Native or HTML5?

Native or HTML5?

Starting a new project, you’re likely to explore what would be the correct platform as a first step. Javascript has a lot of buzz right now. There seems to be a movement to do everything in the Javascript language. At the moment you can Write your app with JS, script your server with Node.js, query your data base in JS using MongoDB. Wow, sounds like you can do it all in JS! This is neat but, I feel it’s important to not lose sight of the forest through the trees. In any project it’s really about choosing the right tool for the job.

If we’re doing everything in JS does that mean the browser is the new OS? I don’t think so. There’s a bit of the emperors new clothes in this type of thinking. The thing about JS and apps in the browser is they just don’t live up the promise in many cases. Or, maybe I should say that there is to much promise. JS has a lot of hiccups and performance issues. Writing a program across HTML, CSS, and JS has a lack of elegance, and feels crude and verbose at times. Just because you can do something doesn’t mean you should. Again it’s about choosing the right tool. The big draw of JS for everything is that it leverages a common tool set, on a common platform. This can save time and money which is good, but if you are making an inferior product is it worth it?

I don’t want to sound like I have some axe to grind. I’ve had a lot of fun with JS, and if it’s the right tool for the job I’m more than happy to use it. My point is HTML5 has so much hype people are treating it like it can do no wrong, like its the wunderkind that can do anything. I just want to get real here. JS can do anything, and I suppose that’s a really a great thing. But, just like people, JS is good at somethings and not good at other things. I’m a firm believer that anyone can do anything if they put their mind to it, I’m not saying that everyone can break world records.

There’s a lot to like about writing code in one place using a common set of tools and deploying to every platform. But if the app provides weak and compromised user experience do you want to put your name on it? Look at Facebook. They had an HTML5 app, and the user experience and performance was weak. The way I see it, they essentially shoehorned a web site into an “app”. They obviously bought into the promise of HTML5.

“The biggest mistake we’ve made as a company was betting on HTML5 over native”

M Zuckerberg

It’s fun to think you can recreate all of the nifty transitions and animation of a native app with JS in a browser. But, you’re not really doing your job unless you apply a critical eye and are willing to say that something is falling short of expectation. Kudos to Facebook for owning up to a problem that was theirs.

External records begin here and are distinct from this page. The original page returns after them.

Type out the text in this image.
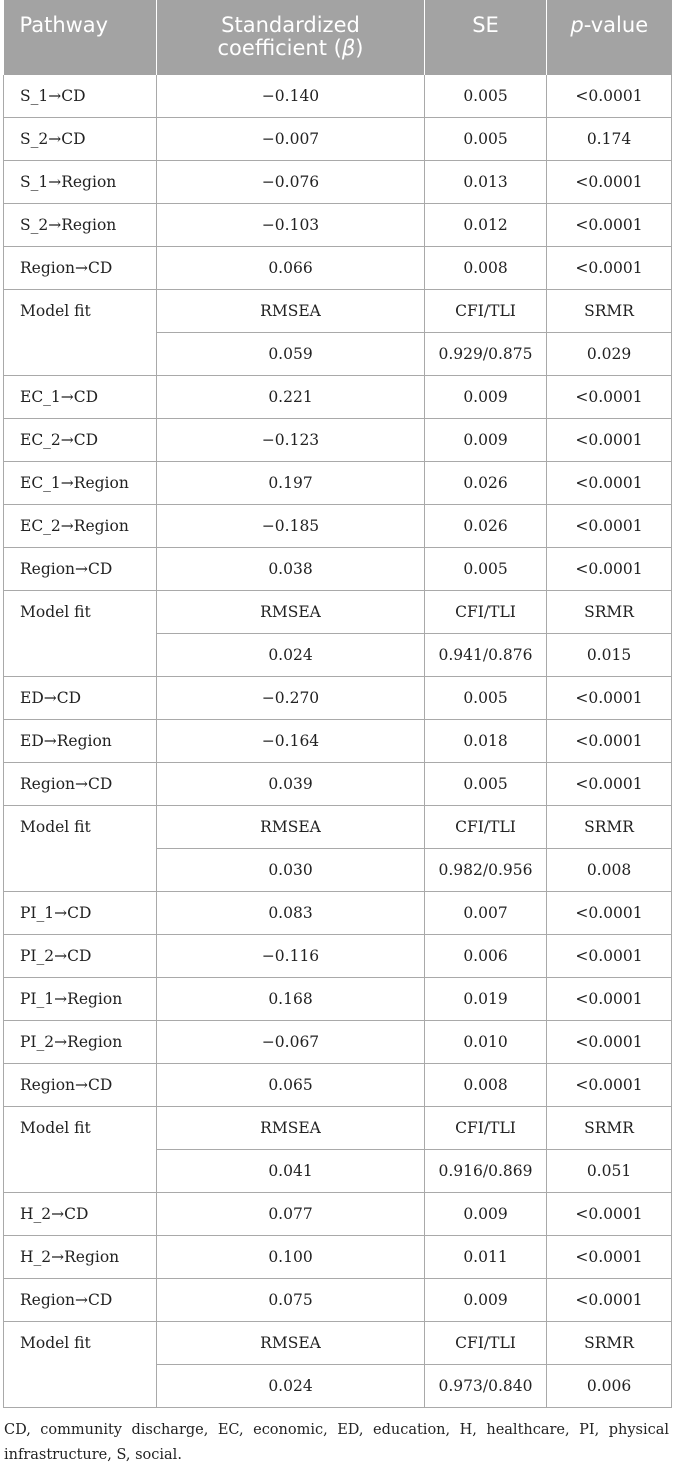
Pathway	Standardized
coefficient (β)	SE	p-value

S_1→CD	−0.140	0.005	<0.0001
S_2→CD	−0.007	0.005	0.174
S_1→Region	−0.076	0.013	<0.0001
S_2→Region	−0.103	0.012	<0.0001
Region→CD	0.066	0.008	<0.0001
Model fit	RMSEA	CFI/TLI	SRMR
	0.059	0.929/0.875	0.029
EC_1→CD	0.221	0.009	<0.0001
EC_2→CD	−0.123	0.009	<0.0001
EC_1→Region	0.197	0.026	<0.0001
EC_2→Region	−0.185	0.026	<0.0001
Region→CD	0.038	0.005	<0.0001
Model fit	RMSEA	CFI/TLI	SRMR
	0.024	0.941/0.876	0.015
ED→CD	−0.270	0.005	<0.0001
ED→Region	−0.164	0.018	<0.0001
Region→CD	0.039	0.005	<0.0001
Model fit	RMSEA	CFI/TLI	SRMR
	0.030	0.982/0.956	0.008
PI_1→CD	0.083	0.007	<0.0001
PI_2→CD	−0.116	0.006	<0.0001
PI_1→Region	0.168	0.019	<0.0001
PI_2→Region	−0.067	0.010	<0.0001
Region→CD	0.065	0.008	<0.0001
Model fit	RMSEA	CFI/TLI	SRMR
	0.041	0.916/0.869	0.051
H_2→CD	0.077	0.009	<0.0001
H_2→Region	0.100	0.011	<0.0001
Region→CD	0.075	0.009	<0.0001
Model fit	RMSEA	CFI/TLI	SRMR
	0.024	0.973/0.840	0.006

CD, community discharge, EC, economic, ED, education, H, healthcare, PI, physical infrastructure, S, social.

Is the browser the new OS? Computers are getting faster, and JS can do more in the browser than ever before. But I don’t think this makes JS the be all end all. There will always be something you can do native that will be out of reach from the browser. Either for security, performance or other reasons. The world may spend more time in a browser than all other apps combined but, I don’t want to edit images in Safari, and I don’t think this is where the world is going.